Reddit is very much a real-time experience. People visit to read or view current posts or to comment on current posts. I suspect that dead posts, especially those more than a few months, are functionally never touched again. Broken search has always been a feature so the idea that anything on an old thread is useful is dubious at best. Even searching Google for specific information from reddit posts will not pull up what you want if that information is deep in a comment thread.

There's really nothing to see here. This is standard expected behavior baked into reddit from day one. Not even /u/spez or /u/kn0thing wanted everything they ever posted to be perpetually available. They had multiple discussions early on about how some of it might appear years down the line.

I'm not making reddit worse for anyone. I'm the guy who saw the "no shoes, no shirt, no service" sign and made sure I wore my best t-shirt and a pair of boots so I could enjoy the facilities.

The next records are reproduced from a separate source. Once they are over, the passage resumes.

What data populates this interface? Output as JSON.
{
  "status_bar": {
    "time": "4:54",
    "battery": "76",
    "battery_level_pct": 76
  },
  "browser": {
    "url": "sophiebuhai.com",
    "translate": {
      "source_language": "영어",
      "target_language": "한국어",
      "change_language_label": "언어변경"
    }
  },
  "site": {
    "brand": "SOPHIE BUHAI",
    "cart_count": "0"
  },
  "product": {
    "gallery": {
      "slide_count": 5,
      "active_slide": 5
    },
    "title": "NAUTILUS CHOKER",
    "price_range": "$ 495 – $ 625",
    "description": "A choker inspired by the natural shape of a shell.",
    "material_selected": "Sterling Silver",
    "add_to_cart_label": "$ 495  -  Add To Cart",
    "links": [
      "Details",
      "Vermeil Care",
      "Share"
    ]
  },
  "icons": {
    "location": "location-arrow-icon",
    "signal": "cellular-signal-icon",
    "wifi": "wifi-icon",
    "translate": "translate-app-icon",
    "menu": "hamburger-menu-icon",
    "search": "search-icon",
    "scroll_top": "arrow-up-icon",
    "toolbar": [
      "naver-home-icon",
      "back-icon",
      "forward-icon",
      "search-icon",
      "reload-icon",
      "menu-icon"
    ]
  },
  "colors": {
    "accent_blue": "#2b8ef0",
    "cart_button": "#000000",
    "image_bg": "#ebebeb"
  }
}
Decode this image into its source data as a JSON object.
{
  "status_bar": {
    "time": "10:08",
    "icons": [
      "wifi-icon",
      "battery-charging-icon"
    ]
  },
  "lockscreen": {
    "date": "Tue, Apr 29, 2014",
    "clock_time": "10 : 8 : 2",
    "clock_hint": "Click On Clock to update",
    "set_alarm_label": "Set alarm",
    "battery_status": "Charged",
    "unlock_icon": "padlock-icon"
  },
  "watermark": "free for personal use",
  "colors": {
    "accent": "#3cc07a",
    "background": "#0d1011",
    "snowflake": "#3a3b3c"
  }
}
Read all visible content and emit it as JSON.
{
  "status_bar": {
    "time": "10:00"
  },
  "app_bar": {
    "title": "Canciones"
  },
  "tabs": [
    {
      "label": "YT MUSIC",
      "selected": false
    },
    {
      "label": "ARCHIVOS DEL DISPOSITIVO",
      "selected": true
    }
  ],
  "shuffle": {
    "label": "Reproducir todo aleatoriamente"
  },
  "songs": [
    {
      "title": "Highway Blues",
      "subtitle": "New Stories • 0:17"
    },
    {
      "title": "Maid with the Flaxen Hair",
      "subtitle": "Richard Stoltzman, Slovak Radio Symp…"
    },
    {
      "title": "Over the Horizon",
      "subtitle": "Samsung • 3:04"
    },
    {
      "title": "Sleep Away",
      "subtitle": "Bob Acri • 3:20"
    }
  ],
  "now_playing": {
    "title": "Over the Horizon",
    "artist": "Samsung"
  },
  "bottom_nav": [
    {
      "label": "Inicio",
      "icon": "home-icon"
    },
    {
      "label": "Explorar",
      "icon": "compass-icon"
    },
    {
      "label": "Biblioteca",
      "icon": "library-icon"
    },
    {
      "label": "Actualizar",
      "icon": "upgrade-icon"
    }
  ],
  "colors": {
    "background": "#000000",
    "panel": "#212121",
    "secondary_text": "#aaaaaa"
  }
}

The only ones who might get their feelings hurt are those who are actively using reddit content to train their LLMs or those who decided to invest in reddit's IPO and who see any modification of posts as potentially damaging the value of the content.

In the end, it has always been my content and their aggregator. The shear volume of traffic they have seen makes anything that I do functionally irrelevant.

I'm late to the discussion here, but I use shreddit. It edits and deletes all my past comments.

However I found recently there are websites that have every single one of my old comments accessible and I'm sure reddit itself does to. Once you comment it's there forever.

This is also my experience. Editing or deleting comments on reddit doesn't permanently remove them since there are so many operators updating their own reddit streams in real time. It never goes away, it just takes a little more effort to find the original.